Naming conventions for cross-compilation toolchains

Naming convention

The naming convention for the cross-compilation toolchain is: arch [-vendor] [-os] [-(gnu)eabi]

Depending on whether the operating system is supported or not, ARM GCC can be divided into those that support the operating system and those that do not.

arm-none-eabi: This does not have an operating system, so it cannot support functions that are closely related to the operating system, such as fork(2). It uses newlib, a C library specifically for embedded systems. arm-none-linux-eabi: For Linux, it uses Glibc

Examples 

1. arm-none-eabi-gcc

(ARM architecture, no vendor, not target an operating system, complies with the ARM EABI) is used to compile bare-metal systems for the ARM architecture (including the ARM Linux boot and kernel, but not for compiling Linux applications). It is generally suitable for chips with ARM7, Cortex-M and Cortex-R cores, so it does not support functions closely related to the operating system, such as fork(2). It uses newlib, a C library specifically for embedded systems.

2. arm-none-linux-gnueabi-gcc

(ARM architecture, no vendor, creates binaries that run on the Linux operating system, and uses the GNU EABI)
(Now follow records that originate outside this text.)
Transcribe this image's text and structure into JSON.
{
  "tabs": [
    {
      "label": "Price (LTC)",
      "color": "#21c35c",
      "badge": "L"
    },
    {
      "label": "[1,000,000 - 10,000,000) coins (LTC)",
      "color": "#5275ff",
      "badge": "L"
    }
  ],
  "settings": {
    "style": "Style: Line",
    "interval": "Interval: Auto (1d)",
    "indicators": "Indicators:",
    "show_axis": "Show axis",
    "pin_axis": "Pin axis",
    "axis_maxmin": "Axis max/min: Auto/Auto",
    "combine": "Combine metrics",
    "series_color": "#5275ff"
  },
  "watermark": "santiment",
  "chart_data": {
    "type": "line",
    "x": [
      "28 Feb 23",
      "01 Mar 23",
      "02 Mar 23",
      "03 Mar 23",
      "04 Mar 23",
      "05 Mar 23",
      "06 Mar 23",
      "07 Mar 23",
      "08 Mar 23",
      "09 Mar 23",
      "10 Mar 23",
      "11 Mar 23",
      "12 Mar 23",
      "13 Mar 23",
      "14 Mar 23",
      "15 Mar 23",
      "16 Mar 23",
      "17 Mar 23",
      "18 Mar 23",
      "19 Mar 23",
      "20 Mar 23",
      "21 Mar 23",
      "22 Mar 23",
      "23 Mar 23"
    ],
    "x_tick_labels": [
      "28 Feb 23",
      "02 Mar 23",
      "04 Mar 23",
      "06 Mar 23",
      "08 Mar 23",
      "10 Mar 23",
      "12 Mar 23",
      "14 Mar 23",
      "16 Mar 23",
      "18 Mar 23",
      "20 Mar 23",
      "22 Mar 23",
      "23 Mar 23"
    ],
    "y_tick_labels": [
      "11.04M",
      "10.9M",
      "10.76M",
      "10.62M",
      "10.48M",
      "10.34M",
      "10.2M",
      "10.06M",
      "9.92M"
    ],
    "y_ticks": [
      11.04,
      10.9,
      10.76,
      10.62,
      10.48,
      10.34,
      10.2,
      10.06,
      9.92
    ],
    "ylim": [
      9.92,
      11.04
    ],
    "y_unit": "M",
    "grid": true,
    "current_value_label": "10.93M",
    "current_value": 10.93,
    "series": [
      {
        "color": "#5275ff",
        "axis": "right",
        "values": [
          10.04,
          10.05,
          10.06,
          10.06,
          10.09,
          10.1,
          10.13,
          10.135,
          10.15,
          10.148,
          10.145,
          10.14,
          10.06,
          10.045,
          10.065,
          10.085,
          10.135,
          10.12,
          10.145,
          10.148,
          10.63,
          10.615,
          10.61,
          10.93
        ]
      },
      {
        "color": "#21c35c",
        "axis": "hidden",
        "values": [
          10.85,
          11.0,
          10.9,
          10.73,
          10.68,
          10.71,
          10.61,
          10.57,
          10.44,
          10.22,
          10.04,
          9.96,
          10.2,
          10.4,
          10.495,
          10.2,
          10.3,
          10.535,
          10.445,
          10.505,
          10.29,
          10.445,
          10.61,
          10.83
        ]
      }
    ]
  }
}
Mainly used for Linux systems based on ARM architecture, it can be used to compile ARM architecture u-boot, Linux kernel, Linux applications, etc. arm-none-linux-gnueabi is based on GCC, uses the Glibc library, and is optimized by Codesourcery. The floating-point operation of arm-none-linux-gnueabi-xxx cross-compilation tool is excellent. Generally, ARM9, ARM11, Cortex-A cores with Linux operating systems will use it.

3. arm-eabi-gcc

Android ARM compiler.

4. armcc

The compiler tool launched by ARM has similar functions to arm-none-eabi. It can compile bare metal programs (u-boot, kernel), but cannot compile Linux applications. armcc is usually used together with ARM development tools. The compilers in KeilMDK, ADS, RVDS and DS-5 are all armcc, so armcc compilers are all charged (except the patriotic version, hehe~~).

5. arm-none-uclinuxeabi-gcc and arm-none-symbianelf-gcc

arm-none-uclinuxeabi is for uCLinux, using Glibc.

arm-none-symbianelf is used for Symbian, I have never used it and don’t know what the C library is.

ABI and EABI

ABI: Application Binary Interface (ABI) for the ARM Architecture. In computers, the application binary interface describes the low-level interface between an application (or other type) and the operating system or other applications.

EABI: Embedded ABI. The Embedded Application Binary Interface specifies standard conventions for file formats, data types, register usage, stack organization optimization, and parameters in an embedded software. Developers using their own assembly language can also use EABI as an interface to the assembly language generated by a compatible compiler.

The main difference between the two is that ABI is on computers and EABI is on embedded platforms (such as ARM, MIPS, etc.).

arm-linux-gnueabi-gcc and arm-linux-gnueabihf-gcc

The two cross compilers are suitable for two different architectures, armel and armhf. Armel and armhf adopt different strategies for floating-point operations (only arm with fpu can support these two floating-point operation strategies).

In fact, the two cross compilers are just different in the default value of gcc option -mfloat-abi. gcc option -mfloat-abi has three values: soft, softfp, and hard (the latter two require the arm to have an fpu floating point unit, and soft is compatible with the latter two, but softfp and hard are incompatible with each other): soft: do not use the fpu for floating point calculations, even if there is an fpu floating point unit, but use software mode. 

softfp: The default value used by the armel architecture (the corresponding compiler is arm-linux-gnueabi-gcc). It uses fpu for calculations, but passes parameters using ordinary registers. In this way, when an interrupt occurs, only ordinary registers need to be saved, and the interrupt load is small, but the parameters need to be converted into floating point before calculation. 

hard: The default value used by the armhf architecture (the corresponding compiler arm-linux-gnueabihf-gcc). It uses the fpu for calculations and the floating-point registers in the fpu for parameter transfer, eliminating the need for conversion. It has the best performance but a high interrupt load.

Save the C file contents used in the following test as mfloat.c:

1. Compile with arm-linux-gnueabihf-gcc and use the "-v" option to get more detailed information:

# arm-linux-gnueabihf-gcc -v mfloat.c COLLECT_GCC_OPTIONS='-v' '-march=armv7-a' '-mfloat-abi=hard' '-mfpu=vfpv3-d16′ '-mthumb' -mfloat-abi=hard

It can be seen that hard hardware floating-point mode is used.

2. Compile using arm-linux-gnueabi-gcc:

# arm-linux-gnueabi-gcc -v mfloat.c COLLECT_GCC_OPTIONS='-v' '-march=armv7-a' '-mfloat-abi=softfp' '-mfpu=vfpv3-d16′ '-mthumb' -mfloat-abi=softfp

It can be seen that softfp mode is used.